On the one hand, I am happy to have stumbled on a topic that is very relevant for therapists and patients of pregnant therapists, yet not a very popular topic that has been written about exhaustively. Seems like there is plenty to say about it, and not much that has been written since 2002, ten years ago! The first book which is probably more well known, is way out of date, as it was published almost twenty years ago!

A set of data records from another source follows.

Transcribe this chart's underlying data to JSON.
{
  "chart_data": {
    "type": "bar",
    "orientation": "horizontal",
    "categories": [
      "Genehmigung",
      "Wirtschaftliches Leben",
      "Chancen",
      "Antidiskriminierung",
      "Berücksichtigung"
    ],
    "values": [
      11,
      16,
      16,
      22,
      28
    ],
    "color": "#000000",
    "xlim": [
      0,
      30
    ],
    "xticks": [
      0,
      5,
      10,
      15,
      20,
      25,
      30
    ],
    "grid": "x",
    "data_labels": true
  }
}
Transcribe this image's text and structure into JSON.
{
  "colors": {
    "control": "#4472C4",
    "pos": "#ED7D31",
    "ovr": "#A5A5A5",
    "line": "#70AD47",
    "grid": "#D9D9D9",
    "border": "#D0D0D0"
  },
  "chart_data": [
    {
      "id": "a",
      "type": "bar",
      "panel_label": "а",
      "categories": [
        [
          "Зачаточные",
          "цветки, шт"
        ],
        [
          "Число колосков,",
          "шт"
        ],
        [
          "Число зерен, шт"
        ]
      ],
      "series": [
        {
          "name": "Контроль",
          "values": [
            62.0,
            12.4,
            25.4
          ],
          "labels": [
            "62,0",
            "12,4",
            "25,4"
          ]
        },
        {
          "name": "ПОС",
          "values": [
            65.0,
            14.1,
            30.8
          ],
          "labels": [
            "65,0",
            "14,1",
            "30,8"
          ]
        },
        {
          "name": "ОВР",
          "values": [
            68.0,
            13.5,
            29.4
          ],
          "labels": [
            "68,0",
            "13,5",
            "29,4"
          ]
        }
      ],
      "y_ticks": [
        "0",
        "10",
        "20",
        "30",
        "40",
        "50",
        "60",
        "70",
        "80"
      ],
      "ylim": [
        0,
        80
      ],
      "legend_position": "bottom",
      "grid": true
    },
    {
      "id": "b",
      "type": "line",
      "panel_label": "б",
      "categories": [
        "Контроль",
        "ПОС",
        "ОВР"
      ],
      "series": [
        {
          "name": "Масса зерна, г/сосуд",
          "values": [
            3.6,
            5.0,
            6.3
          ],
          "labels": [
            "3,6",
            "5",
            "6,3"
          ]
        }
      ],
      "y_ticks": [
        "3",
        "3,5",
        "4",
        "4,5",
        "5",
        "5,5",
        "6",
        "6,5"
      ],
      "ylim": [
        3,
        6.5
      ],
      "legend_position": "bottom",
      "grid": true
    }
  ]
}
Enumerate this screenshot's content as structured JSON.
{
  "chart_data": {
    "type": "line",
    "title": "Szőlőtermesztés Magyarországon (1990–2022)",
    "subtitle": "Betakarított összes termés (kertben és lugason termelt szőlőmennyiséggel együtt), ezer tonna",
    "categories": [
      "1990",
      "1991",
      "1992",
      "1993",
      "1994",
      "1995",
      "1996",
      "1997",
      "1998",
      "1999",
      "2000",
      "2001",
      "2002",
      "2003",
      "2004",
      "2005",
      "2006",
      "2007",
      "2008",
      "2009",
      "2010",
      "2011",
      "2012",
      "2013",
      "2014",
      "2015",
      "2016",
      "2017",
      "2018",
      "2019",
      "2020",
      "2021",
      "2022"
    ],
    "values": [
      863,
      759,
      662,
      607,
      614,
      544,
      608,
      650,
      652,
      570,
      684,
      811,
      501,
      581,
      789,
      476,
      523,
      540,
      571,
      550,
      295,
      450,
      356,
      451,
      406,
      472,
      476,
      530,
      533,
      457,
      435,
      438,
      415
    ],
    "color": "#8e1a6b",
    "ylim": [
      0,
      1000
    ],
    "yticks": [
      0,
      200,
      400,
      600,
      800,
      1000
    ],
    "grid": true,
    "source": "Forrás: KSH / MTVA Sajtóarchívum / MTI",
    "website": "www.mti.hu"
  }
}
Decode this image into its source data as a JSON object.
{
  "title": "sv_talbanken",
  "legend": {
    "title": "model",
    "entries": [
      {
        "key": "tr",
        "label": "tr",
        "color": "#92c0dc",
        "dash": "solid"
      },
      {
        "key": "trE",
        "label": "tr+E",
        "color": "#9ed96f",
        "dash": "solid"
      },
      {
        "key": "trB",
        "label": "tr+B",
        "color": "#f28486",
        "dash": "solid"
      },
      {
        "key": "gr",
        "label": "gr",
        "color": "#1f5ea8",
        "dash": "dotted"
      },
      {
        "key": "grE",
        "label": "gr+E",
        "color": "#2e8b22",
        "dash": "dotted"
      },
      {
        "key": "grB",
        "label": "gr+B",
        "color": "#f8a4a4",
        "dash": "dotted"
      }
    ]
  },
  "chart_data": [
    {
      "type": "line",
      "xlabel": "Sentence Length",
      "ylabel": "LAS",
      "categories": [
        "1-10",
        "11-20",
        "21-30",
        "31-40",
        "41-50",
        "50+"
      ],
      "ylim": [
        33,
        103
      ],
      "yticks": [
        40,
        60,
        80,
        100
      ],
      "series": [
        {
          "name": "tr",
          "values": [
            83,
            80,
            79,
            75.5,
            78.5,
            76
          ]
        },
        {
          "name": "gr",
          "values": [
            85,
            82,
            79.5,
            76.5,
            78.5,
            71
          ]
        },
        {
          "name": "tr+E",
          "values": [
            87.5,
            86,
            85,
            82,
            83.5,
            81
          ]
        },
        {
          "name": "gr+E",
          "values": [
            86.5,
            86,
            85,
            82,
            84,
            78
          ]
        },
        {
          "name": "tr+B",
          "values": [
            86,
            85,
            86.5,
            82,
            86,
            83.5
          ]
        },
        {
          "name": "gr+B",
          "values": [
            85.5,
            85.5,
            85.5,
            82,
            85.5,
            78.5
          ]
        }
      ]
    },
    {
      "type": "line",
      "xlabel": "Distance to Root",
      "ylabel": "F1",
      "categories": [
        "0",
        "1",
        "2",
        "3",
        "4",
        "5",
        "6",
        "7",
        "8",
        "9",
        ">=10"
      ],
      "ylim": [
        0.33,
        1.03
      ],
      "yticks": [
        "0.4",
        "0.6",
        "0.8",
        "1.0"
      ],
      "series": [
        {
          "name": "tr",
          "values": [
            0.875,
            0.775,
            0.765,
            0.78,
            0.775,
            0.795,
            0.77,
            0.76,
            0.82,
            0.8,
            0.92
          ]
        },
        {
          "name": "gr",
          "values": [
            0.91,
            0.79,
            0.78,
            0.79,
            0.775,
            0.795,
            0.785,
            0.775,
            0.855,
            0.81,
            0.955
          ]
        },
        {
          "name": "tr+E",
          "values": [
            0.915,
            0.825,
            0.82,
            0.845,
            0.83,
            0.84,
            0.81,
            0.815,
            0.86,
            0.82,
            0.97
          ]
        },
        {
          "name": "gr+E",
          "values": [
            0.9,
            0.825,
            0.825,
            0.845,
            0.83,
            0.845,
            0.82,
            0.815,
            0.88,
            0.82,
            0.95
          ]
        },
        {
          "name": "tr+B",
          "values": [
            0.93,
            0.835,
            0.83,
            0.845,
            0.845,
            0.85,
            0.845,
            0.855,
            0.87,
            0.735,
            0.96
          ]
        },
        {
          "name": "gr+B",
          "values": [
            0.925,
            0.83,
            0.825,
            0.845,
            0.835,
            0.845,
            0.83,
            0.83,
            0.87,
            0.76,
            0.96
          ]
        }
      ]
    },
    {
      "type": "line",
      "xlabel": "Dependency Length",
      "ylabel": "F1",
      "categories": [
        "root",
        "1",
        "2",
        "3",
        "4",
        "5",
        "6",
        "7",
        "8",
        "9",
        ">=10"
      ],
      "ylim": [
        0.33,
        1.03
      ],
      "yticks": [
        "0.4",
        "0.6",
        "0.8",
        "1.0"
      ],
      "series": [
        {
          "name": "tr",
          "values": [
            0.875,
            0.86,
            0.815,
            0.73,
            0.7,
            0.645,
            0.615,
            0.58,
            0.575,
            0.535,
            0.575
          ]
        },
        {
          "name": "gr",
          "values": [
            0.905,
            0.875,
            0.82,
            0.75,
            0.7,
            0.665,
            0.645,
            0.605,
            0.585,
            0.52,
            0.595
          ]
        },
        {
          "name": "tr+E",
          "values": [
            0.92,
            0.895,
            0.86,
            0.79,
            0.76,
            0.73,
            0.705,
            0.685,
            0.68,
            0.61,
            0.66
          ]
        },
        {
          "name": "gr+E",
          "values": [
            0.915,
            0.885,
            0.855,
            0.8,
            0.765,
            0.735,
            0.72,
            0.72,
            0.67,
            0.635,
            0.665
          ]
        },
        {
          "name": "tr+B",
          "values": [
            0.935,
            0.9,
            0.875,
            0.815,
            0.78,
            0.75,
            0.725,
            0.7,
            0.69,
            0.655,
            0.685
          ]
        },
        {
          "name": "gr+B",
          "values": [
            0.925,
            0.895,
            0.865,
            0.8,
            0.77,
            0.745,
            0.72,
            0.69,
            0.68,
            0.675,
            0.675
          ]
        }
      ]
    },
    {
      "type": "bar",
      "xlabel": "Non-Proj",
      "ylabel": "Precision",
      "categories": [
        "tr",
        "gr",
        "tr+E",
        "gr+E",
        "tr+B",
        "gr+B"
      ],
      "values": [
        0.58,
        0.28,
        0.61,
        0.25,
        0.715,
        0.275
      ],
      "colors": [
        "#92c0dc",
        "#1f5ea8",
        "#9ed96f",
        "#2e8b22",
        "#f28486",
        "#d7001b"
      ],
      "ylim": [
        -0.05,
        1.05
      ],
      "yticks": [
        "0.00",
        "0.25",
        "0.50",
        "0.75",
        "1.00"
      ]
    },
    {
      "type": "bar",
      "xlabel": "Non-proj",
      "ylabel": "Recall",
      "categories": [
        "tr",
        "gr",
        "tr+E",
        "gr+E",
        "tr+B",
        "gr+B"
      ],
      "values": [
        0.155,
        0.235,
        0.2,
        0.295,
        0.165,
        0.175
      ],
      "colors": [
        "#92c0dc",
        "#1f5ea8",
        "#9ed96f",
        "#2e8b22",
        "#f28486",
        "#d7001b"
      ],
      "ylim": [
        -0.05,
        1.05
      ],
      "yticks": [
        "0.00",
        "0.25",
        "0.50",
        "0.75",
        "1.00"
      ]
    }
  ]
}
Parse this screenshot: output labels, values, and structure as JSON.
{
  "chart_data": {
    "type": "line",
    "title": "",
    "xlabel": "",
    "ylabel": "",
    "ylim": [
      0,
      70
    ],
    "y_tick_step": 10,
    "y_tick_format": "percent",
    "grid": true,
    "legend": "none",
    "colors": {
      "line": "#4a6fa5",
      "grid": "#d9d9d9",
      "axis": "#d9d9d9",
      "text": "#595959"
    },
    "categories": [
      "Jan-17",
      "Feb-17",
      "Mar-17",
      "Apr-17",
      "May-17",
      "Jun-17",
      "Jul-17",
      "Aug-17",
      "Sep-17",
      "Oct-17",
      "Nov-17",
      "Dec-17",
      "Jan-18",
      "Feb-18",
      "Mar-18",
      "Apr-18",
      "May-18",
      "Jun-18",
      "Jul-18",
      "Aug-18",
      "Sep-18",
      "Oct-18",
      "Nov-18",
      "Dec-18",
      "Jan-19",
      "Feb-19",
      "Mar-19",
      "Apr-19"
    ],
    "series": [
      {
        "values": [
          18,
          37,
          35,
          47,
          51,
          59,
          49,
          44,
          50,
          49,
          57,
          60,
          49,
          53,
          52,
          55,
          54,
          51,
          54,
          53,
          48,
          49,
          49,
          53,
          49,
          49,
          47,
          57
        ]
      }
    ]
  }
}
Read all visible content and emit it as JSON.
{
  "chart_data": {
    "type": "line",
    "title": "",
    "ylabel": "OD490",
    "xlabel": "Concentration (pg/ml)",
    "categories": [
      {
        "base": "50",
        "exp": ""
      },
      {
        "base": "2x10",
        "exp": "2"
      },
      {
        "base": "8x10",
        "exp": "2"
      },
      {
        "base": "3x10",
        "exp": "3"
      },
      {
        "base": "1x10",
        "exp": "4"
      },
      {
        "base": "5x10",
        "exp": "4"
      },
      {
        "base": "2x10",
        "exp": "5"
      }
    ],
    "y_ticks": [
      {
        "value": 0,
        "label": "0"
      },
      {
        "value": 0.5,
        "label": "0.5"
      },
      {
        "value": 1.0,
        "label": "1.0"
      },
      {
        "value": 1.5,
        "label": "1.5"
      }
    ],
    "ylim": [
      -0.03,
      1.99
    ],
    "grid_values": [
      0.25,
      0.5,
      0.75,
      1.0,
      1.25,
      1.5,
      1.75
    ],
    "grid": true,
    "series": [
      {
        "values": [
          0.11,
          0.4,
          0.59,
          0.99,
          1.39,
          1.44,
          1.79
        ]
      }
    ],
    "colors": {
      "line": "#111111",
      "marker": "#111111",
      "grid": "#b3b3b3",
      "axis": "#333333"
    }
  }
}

In posting about this topic, I am curious to hear people’s experiences both as therapists and patients. In addition, since my pregnancy, I have worked with pregnant patients as well as patients who are thinking about having kids and for one reason or another know that I have been through it, and found that to be an interesting experience. I had one therapist patient who went through my pregnancy with me, came back after my maternity leave and then got pregnant and went through her pregnancy with me, leaving therapy to have her baby. I also have worked with patients who came to therapy due to the loss of miscarriage and seen some of them get pregnant and work with me through their pregnancy. I have also had patients who have gone through the experience of abortion and processed this experience with me, a whole different but very important topic as well, as it can be a lonely difficult experience in which the person needs a lot of support for various reasons, especially the often secrecy of this process, in which a woman often does not want her family to know and only tells a few people…

I have also since having my own child been a close witness to colleagues who have gotten pregnant and experienced the “before” and “after” of private practice, in which your caseload goes through a lot of upheaval in terms of patients who stay through your pregnancy and return after the birth, patients who leave in the midst of your pregnancy, and patients who stay up to your leave and then do not return. Of course, how a patient leaves therapy in the course of a pregnancy and birth can be very important, just as it is in general. Having someone process why they are leaving and terminate in a more healthy manner is very different from some abrupt terminations, and some that come with no communication whatsoever. By chance I had a few patients who were moving out of NY during the time when I was pregnant and left before I had the baby. The termination was the more natural kind with a lot of time to process the person’s leaving therapy due to moving and their feelings about leaving as well as feelings about “missing” the opportunity to work with me after the birth, which they were all curious and slightly sad about in addition to the other feelings around termination… One of my patients had been processing a lot about whether she wanted to be a mother or not and had a lot of ambivalence about it. She found it helpful to see me go through the pregnancy and share some of the experience with her before her move. She subsequently sent me a very nice package with a hand made gift for me and several baby gifts. In addition, she emailed me a couple of years later to share her announcement of her own pregnancy and the birth of her first baby. Of course this was especially meaningful and I was thankful to find out about her decision and happiness about becoming a mother…

So there are many aspects to this experience for both therapists and patients. I found it an odd synchronicity that for some odd reason, before my pregnancy in my private practice, I do not remember working with a mother although I may have had a few patients with kids that I forgot about; I do remember working with a father of teenage girls, with whom I did discuss parenting, especially the particular experience of being a father of teenage girls. I actually used my own experience as a teenager to reflect with him upon the particular challenges he was dealing with. Once I became a mother, I started working with more patients who were pregnant, trying to get pregnant as well as people who were already mothers.